A fair point, and Eisenhower’s wealthy appointees (John Foster Dulles at State, Charles Wilson at Defense, George Humphrey at Treasury) essentially performed well. Once dismissed as a lethargic Administration, Ike’s has come to be viewed as competent and effective. Still, they had their awkward moments. In a largely sympathetic portrait of the Eisenhower years in his narrative history The Glory and the Dream, William Manchester collected a few of the businessmen’s clunkier political mistakes. “I didn’t come down here to run a grocery store,” Wilson said when asked about high Pentagon appropriations. Humphrey played into the liberal caricature of unfeeling, unimaginative businessmen when he offered an opinion of Ernest Hemingway’s The Old Man and the Sea: “Why should anyone be interested in some old man who was a failure and never amounted to anything, anyway?” CEOs accustomed to speaking their minds usually learn that the political echo chamber is a different, often more brutal place than the narrower world of business.

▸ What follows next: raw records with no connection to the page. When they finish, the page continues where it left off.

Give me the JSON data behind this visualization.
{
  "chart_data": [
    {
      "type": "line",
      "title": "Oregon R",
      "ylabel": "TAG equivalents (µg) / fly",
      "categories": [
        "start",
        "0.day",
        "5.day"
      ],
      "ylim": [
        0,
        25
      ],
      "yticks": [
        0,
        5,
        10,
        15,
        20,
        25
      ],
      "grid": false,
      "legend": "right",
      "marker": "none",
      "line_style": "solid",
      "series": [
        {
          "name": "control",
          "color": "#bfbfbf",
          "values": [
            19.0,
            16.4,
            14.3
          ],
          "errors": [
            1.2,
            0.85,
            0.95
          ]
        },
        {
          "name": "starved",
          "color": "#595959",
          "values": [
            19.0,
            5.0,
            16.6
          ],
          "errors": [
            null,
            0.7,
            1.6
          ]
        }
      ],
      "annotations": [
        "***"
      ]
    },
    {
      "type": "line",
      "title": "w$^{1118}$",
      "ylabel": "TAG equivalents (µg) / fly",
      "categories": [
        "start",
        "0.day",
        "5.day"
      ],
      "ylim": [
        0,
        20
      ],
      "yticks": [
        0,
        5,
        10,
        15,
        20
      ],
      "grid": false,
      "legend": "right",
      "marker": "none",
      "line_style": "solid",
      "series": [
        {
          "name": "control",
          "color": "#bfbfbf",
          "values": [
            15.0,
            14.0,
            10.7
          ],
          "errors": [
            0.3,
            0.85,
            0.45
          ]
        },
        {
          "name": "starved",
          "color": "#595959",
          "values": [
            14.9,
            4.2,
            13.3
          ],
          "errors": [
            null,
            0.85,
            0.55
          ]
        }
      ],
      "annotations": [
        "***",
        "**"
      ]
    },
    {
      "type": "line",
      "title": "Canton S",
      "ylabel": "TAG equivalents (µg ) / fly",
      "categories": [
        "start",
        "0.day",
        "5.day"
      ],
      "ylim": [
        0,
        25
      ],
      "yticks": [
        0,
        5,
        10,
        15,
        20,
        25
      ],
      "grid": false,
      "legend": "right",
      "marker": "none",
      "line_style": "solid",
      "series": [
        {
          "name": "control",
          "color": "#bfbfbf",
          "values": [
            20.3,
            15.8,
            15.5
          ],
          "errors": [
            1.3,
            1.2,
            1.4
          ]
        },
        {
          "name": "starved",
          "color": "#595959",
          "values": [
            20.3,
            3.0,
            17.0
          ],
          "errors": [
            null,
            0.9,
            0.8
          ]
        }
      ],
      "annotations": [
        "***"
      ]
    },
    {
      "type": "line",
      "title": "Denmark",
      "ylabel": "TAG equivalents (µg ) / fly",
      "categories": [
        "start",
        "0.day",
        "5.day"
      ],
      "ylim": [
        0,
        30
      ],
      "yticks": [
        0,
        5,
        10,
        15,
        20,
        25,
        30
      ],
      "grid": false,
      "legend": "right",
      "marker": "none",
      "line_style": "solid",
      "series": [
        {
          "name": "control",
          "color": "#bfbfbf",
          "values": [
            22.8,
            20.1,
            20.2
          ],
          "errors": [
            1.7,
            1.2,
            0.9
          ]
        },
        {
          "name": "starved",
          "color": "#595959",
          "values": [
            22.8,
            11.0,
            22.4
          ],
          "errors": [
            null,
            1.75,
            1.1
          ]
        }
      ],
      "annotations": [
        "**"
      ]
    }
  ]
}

A favorite President of Ronald Reagan’s, Calvin Coolidge, is perhaps best remembered for his remark that “the chief business of the American people is business,” which liberals have long scorned as presidential Babbittry while conservatives have celebrated Coolidge’s small-government common sense and fiscal discipline. In truth Coolidge was making a more complicated point, one that bears consideration in our own time. As historians like the late Robert Sobel have convincingly argued, in context Coolidge was suggesting that the press would do well to pay attention to commerce as well as politics, and his speech included this section: Americans, the President said, “make no concealment of the fact that we want wealth, but there are many other things we want much more. We want peace and honor, and that charity which is so strong an element of all civilization. The chief ideal of the American people is idealism. I cannot repeat too often that America is a nation of idealists. That is the only motive to which they ever give any strong and lasting reaction.” Our new President and his team could do worse than to read those words with care.